The fastest-growing American startup that’s making inroads into cross-border e-commerce is Wish. (Note: I led GGV’s investment in Wish and I sit on the company’s board.) Wish’s smartphone shopping platform offers curated, on-trend, low-cost products shipped directly from Chinese manufacturers and merchants.

Wish has a strong following of U.S. and European mass-market shoppers looking for bargains. By embracing cross-border sales on mobile, Wish has become a new unicorn, offering four of the top 25 mobile shopping apps on Google Play in the US: Wish, Geek, Cute and Mama.

Other startups tapping the China export trend include LightInTheBox, DHGate and DealExtreme, all based in China.

Importing to China — There Is Hope for American Brands

The other direction of cross-border e-commerce — U.S. or Europe-to-China — is also growing. The Chinese consumer market is bifurcating. Young iPhone users with more westernized tastes are eager to buy Japanese, Korean, U.S. and European brands online. However, foreign retailers are inexperienced in selling to Chinese consumers online and have struggled with how to manage shipping, customs clearance and logistics.

Many global brands have successfully set up brick-and-mortar stores in China, including Apple, KFC and Starbucks, but most American brands haven’t learned how to tackle online sales in China. This opens the door for fast-moving startups to capitalize on U.S.-to-China e-commerce.

Late last year, I invested in Little Red Book, a Shanghai-based startup. Its social mobile commerce app RED allows middle-class Chinese women consumers, known locally as baifumei, to discover and buy branded goods from overseas.

RED is the fastest-growing e-commerce app in China, and is considered a true innovator in social commerce, with lots of neatly curated and searchable content listed by product category and country of origin, plus an active, influencers-driven community.

But RED is not alone in importing global brands to China. JD.com, VIPShop, and Alibaba’s TMall International are all facilitating imports into China, with JD.com recently launching JD Worldwide expressly for this purpose.

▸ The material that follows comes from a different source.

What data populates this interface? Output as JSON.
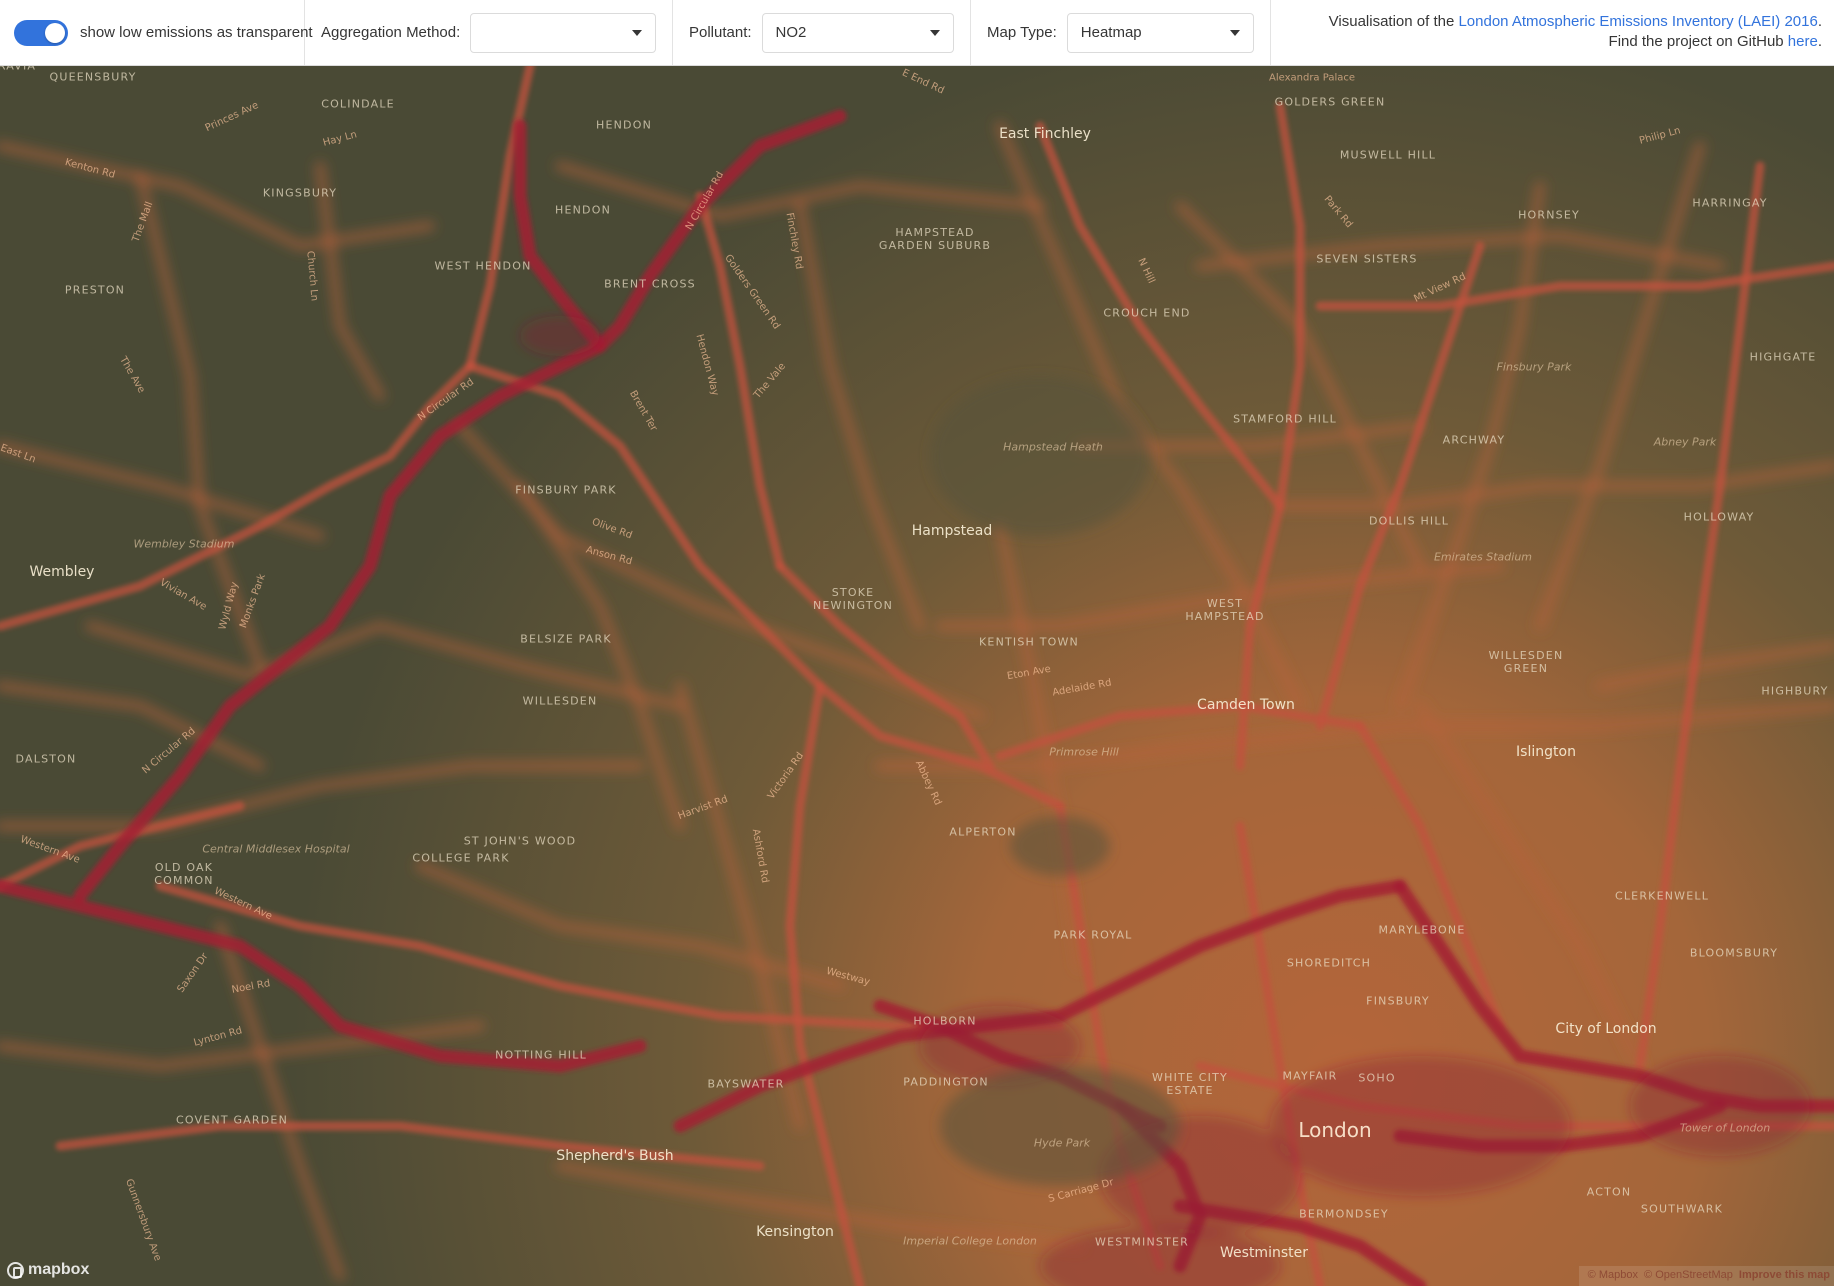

The Chinese government used to have lots of restrictions on imports, and favored export-led economic growth. Over the last 18 months we have seen a change in policy and attitude. The Chinese government now seems to regard increasing imports as a good way to extend its influence abroad. This is great news for American and European brands looking to sell to Chinese consumers online.

Big Potential, Big Risks

Building a successful e-commerce company is difficult, even within a single national market. Building one across borders — with all the logistical, operational and marketing challenges that entails — is exponentially more challenging.

Other factors outside of a startup’s control, such as global economic risks, recessions and changes in consumer preferences, could also stymie international e-commerce growth. But all these risks can be mitigated if an entrepreneur thinks carefully about all potential market dynamics.

Whether we will see the first “international Alibaba or Amazon” in the next five years remains to be seen, but several mobile commerce startups, such as Wish and Little Red Book, are well on their way to becoming multibillion-dollar companies.